‘Discipline’ may be identified neither with an institution nor with an apparatus; it is a type of power, a modality for its exercise, comprising a whole set of instruments, techniques, procedures, levels of application, targets; it is a ‘physics’ or an ‘anatomy’ of power, a technology. And it may be taken over either by ‘specialized’ institutions (the penitentiaries or ‘houses of correction’ of the nineteenth century), or by institutions that use it as an essential instrument for a particular end (schools, hospitals), or by pre-existing authorities that find in it a means of reinforcing or reorganizing their internal mechanisms of power (one day we should show how intra-familial relations, essentially in the parents-children cell, have become ‘disciplined’, absorbing since the classical age external schemata, first educational and military, then medical, psychiatric, psychological, which have made the family the privileged locus of emergence for the disciplinary question of the normal and the abnormal); or by apparatuses that have made discipline their principle of internal functioning (the disciplinarization of the administrative apparatus from the Napoleonic period), or finally by state apparatuses whose major, if not exclusive, function is to assure that discipline reigns over society as a whole (the police).

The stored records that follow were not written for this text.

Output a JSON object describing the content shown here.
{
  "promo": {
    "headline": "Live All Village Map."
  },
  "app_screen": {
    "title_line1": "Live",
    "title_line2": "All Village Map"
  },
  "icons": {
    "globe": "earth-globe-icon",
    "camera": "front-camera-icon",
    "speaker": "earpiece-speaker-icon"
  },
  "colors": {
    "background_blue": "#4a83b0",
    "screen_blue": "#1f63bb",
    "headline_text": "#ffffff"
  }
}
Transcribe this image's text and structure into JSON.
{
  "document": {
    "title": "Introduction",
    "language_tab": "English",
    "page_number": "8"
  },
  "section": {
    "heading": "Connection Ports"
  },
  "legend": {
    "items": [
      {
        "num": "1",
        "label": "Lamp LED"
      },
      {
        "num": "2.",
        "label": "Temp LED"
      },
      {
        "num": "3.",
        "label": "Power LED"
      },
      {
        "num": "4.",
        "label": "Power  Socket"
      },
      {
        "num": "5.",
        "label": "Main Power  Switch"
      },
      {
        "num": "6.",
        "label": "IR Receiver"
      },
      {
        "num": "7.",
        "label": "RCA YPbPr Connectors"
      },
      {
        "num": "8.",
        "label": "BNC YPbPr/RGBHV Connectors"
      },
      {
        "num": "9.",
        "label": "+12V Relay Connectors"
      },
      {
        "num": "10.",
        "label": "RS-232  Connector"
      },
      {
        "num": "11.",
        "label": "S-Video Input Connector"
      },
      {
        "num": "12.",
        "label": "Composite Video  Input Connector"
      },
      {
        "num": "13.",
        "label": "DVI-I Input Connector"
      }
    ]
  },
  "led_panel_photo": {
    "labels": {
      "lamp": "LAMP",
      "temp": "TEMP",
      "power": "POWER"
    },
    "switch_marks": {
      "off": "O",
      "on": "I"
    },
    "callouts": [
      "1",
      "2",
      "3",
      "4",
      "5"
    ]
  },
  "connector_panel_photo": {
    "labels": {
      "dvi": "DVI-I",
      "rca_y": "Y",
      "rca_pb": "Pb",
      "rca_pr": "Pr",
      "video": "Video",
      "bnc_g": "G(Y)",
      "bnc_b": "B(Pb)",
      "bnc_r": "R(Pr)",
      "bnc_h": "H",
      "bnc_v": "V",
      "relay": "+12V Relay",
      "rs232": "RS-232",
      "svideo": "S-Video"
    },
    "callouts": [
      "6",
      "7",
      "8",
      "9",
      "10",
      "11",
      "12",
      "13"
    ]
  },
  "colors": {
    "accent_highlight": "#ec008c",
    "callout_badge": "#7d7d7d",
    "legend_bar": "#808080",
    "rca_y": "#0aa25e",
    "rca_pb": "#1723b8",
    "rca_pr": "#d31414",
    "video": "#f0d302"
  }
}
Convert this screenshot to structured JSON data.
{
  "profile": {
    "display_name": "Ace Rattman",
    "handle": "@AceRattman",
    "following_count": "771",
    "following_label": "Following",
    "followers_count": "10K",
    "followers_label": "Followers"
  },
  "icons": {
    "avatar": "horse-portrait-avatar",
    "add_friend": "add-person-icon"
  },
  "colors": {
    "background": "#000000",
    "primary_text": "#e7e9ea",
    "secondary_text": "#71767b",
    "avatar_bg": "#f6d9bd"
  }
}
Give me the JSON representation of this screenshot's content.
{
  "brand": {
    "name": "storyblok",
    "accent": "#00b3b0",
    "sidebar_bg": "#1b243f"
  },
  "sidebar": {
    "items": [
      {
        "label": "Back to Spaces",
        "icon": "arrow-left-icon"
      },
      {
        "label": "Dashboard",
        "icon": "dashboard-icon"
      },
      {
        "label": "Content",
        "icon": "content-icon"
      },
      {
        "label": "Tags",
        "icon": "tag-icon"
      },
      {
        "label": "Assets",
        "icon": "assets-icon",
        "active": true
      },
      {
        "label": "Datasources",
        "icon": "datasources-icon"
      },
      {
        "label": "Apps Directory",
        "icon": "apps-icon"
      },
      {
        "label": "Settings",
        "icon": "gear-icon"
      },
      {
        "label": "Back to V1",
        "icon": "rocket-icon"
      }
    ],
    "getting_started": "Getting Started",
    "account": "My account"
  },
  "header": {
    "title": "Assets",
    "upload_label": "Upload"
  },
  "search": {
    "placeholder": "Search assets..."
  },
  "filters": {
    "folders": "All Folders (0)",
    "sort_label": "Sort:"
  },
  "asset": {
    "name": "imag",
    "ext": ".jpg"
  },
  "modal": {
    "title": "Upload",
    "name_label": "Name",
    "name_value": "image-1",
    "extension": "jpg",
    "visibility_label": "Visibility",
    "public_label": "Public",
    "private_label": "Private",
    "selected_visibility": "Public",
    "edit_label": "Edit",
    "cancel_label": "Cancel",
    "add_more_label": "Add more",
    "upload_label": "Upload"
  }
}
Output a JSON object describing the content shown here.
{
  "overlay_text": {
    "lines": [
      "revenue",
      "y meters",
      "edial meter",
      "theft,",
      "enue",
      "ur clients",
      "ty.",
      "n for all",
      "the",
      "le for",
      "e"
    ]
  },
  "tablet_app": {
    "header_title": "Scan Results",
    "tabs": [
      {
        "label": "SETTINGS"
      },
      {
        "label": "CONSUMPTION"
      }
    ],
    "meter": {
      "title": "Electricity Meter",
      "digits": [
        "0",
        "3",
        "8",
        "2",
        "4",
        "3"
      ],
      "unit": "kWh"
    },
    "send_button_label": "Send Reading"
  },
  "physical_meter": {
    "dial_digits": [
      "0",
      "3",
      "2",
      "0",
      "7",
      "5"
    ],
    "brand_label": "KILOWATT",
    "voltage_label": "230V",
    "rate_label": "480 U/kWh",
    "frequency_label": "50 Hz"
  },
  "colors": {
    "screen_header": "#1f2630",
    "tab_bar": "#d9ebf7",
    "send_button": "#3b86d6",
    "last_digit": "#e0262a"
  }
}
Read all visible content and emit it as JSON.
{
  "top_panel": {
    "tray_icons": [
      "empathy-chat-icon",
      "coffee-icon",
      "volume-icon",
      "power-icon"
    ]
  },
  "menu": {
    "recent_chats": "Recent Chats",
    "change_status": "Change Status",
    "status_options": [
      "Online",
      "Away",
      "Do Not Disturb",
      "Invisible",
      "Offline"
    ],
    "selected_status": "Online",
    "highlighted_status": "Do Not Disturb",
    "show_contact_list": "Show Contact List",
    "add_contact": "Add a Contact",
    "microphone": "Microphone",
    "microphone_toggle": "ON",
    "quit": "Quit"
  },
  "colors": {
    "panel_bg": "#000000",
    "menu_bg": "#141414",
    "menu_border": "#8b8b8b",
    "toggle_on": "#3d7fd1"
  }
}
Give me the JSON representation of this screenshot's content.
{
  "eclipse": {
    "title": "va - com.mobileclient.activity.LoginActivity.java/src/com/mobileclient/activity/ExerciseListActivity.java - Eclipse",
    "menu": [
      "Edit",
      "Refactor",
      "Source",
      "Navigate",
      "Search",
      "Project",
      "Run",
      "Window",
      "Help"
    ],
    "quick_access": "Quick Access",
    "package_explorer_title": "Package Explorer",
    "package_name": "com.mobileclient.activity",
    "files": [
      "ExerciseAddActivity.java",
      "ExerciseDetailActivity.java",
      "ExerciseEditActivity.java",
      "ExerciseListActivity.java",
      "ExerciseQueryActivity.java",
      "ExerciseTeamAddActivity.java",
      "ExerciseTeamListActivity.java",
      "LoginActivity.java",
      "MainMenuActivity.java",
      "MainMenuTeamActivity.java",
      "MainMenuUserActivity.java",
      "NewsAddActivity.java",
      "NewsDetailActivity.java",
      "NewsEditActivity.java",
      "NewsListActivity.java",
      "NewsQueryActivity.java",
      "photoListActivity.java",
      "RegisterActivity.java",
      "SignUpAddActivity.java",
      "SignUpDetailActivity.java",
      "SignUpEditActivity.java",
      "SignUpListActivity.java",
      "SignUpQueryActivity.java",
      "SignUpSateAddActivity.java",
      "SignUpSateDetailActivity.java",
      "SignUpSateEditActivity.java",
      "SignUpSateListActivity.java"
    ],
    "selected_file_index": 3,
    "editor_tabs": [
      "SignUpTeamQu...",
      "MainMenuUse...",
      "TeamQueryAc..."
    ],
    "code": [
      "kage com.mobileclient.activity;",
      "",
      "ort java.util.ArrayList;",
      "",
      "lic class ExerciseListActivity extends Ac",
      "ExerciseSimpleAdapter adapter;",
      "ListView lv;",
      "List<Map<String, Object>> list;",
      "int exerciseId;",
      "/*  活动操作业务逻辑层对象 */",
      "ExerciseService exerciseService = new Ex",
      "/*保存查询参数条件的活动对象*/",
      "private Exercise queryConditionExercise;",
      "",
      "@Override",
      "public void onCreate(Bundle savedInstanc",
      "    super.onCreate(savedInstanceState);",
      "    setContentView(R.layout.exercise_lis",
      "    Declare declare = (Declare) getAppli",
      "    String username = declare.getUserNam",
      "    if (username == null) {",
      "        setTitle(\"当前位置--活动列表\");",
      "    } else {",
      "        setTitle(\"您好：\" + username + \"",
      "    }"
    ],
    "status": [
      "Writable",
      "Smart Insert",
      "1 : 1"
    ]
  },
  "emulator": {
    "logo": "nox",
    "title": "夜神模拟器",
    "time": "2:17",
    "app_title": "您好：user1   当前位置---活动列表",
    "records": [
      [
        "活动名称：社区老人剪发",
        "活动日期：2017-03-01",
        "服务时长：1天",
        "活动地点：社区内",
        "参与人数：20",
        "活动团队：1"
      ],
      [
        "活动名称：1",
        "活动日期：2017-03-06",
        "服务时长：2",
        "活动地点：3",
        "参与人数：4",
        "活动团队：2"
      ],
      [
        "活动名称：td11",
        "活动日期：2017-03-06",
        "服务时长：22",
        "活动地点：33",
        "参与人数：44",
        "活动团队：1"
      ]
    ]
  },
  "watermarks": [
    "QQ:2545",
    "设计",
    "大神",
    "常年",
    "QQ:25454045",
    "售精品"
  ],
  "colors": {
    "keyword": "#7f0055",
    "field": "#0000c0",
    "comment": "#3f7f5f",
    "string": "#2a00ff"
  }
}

…But the peculiarity of the disciplines is that they try to define in relation to the multiplicities a tactics of power that fulfils three criteria: firstly, to obtain the exercise of power at the lowest possible cost (economically, by the low expenditure it involves; politically, by its discretion, its low exteriorization, its relative invisibility, the little resistance it arouses); secondly, to bring the effects of this social power to their maximum intensity and to extend them as far as possible, without either failure or interval; thirdly, to link this ‘economic’ growth of power with the output of the apparatuses (educational, military, industrial or medical) within which it is exercised; in short, to increase both the docility and the utility of all the elements of the system.
The disciplines function increasingly as techniques for making useful individuals. Hence their emergence from a marginal position on the confines of society, and detachment from the forms of exclusion or expiation, confinement or retreat…Hence also their rooting in the most important, most central and most productive sectors of society. They become attached to some of the great essential functions: factory production, the transmission of knowledge, the diffusion of aptitudes and skills, the war-machine.